Correct, kernel_start cannot copy more than 128 kB yet
but as always deep inside the kernel memory model and
startup code, structure is complicated and adding more
areas such as "embedded files" would make things a lot
more complicated.

> This would require the kernel to be compatible enough
> to post-CONFIG state when only pre-CONFIG

I would not call this compatible, rather incompatible.

> Both driver and redirector would have to stay in low memory unless you  
> also embedd XMM and EMM in the kernel/include it on the embedded disk  
> image, or write some special code to relocate the driver...

All this is getting so complicated and unusual that I
would say you should at most try this in experimental
operating systems, not in mainstream DOS kernels ;-).

> Well, if that all makes such problems, what's the point of not using an  
> embedded disk image with the driver, redirector, XMM, EMM and CONFIG.SYS  
> on it?
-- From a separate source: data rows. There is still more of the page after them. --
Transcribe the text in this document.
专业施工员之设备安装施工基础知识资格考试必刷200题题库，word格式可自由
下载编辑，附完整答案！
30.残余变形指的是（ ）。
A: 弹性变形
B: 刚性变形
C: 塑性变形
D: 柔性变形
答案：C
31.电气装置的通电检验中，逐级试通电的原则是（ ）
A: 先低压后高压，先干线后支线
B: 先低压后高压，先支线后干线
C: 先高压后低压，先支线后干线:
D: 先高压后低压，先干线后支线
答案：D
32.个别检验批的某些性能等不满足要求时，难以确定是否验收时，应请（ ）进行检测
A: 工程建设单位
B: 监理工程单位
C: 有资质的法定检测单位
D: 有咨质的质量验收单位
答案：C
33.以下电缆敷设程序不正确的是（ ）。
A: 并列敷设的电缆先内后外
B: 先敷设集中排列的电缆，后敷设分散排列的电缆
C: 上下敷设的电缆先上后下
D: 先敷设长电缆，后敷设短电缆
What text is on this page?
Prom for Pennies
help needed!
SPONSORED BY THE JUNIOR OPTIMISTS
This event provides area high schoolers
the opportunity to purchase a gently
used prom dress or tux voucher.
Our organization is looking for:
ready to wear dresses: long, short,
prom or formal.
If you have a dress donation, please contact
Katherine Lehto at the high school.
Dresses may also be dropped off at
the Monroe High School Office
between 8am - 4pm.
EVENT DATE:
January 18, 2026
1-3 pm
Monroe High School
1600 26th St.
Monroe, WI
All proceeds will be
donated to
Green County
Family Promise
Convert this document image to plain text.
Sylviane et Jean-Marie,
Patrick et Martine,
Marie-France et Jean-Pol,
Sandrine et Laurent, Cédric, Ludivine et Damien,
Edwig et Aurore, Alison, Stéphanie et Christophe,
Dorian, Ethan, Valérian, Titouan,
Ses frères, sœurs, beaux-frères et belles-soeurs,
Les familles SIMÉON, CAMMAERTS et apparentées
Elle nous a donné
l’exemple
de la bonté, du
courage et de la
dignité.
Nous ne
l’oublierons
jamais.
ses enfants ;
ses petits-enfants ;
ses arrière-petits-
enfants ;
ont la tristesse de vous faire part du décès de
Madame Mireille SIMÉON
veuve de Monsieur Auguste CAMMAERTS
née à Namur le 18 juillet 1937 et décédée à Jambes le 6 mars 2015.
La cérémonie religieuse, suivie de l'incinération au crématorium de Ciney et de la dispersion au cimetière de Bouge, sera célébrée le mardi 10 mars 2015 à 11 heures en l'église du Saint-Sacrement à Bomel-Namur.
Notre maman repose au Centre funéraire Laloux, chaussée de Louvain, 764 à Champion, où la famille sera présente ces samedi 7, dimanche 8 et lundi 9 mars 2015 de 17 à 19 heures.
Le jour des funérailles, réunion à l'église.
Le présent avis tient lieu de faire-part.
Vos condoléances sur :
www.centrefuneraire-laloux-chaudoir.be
Because the user would have to modify the kernel file containing  
> the disk image each time CONFIG.SYS is to be modified or to use another  
> XMM and EMM. (Though updating the driver and redirector would require  
> recompilation/modifying the disk image in either case.)

Which is why I recommend non-embedded disk images with MEMDISK.
The tools used to edit those are included in every Linux and
easy to get for Windows users. No new tools would be needed.

>>> Why is the source code (of eltorito.sys) not available?
...
> Aww. What a polite guy.

No, just a normal guy. Making sources available is work, and if
nobody pays you and nobody even asks you for them, why should
you spend time to publish them? But feel free to politely ask
Bart of nu2.nu to publish his sources, to conserve the collected
knowledge of BIOS compatibility tricks of ELTORITO.SYS and make
people who want to tune or update this good old tool happy :-).